Integrating Machine Learning and Big Data Analytics for Early Disease Detection in U.S. Health Systems
Keywords:
Big Data Analytics, Early Disease Detection, Machine Learning, Multi-modal Data, Predictive ModellingAbstract
This systematic review article explores the use of machine learning and big data analytics in the early disease detection system in the U.S. healthcare systems. The objectives of the study are to know what is being done, assess the level of predictive performance and what are the implementation challenges and enablers. In the search of four large databases over the period of 2014 to 2024, 11 studies that met the rigid inclusion criteria were found in the U.S. setting, clinical validation. The results show that machine learning algorithms have high accuracy of over 90%, and significant success has been demonstrated in neurological, metabolic, and infectious diseases. Predictive performance is improved with multi-modal data integration with imaging, genetic and electronic health record data. Although this delivery of technical results showed that there are very great barriers to translate models into the normal workings of the clinic (data quality, interoperability, model interpretability, absence of external validation, etc.).

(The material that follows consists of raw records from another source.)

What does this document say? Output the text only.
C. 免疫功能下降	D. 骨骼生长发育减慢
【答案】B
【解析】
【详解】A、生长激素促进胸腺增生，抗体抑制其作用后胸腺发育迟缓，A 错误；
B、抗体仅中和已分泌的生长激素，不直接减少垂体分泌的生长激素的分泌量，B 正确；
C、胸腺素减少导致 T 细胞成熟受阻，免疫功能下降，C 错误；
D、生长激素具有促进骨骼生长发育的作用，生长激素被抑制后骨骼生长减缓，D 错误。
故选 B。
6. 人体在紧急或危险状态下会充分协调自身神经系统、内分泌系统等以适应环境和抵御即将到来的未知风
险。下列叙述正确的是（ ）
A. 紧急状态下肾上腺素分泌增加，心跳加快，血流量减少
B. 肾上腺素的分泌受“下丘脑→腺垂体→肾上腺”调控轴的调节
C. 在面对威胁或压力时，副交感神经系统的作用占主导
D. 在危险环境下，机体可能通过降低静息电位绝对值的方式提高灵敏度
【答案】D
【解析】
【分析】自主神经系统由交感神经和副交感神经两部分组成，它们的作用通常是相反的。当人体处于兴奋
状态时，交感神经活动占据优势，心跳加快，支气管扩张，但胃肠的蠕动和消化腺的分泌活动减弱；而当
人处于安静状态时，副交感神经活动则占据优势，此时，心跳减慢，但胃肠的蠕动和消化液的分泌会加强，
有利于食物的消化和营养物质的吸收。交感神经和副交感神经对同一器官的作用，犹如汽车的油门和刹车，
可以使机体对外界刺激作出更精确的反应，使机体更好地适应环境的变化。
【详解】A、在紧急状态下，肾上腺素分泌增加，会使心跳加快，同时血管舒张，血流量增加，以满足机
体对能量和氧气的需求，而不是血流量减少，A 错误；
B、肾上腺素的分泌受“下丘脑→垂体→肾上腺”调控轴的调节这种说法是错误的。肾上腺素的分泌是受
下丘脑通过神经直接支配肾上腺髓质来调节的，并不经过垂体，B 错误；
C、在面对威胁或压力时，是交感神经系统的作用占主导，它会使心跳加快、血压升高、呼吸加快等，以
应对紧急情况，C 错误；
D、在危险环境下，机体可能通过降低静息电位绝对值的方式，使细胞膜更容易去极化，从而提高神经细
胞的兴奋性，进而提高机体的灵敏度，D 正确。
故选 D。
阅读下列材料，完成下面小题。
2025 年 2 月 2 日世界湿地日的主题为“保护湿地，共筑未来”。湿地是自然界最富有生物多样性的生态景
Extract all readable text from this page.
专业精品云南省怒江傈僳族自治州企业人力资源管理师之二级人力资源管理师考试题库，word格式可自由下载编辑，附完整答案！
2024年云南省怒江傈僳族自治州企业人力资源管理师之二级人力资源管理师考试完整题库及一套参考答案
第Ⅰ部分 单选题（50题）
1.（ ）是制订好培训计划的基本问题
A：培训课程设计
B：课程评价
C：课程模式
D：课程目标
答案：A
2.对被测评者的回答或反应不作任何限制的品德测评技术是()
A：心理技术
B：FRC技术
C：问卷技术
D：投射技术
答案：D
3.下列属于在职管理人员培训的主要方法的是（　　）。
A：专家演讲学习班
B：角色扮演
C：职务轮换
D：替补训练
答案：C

The majority of the models are at the stage of proving the concept, and this fact creates a significant distance between the development and the practical use. Other acute gaps in patient diversity representation, long-term outcome connections, infrastructure preparedness are also identified in the review. In order to achieve machine learning to its maximum capacity in early diagnosis, one will need to invest in data governance, interdisciplinary implementation teams and continuous monitoring of models. The review identifies that machine learning is a transformative opportunity to proactive healthcare, and strategy should shift toward implementation science, external validation, and equitable use to gain meaningful clinical impact.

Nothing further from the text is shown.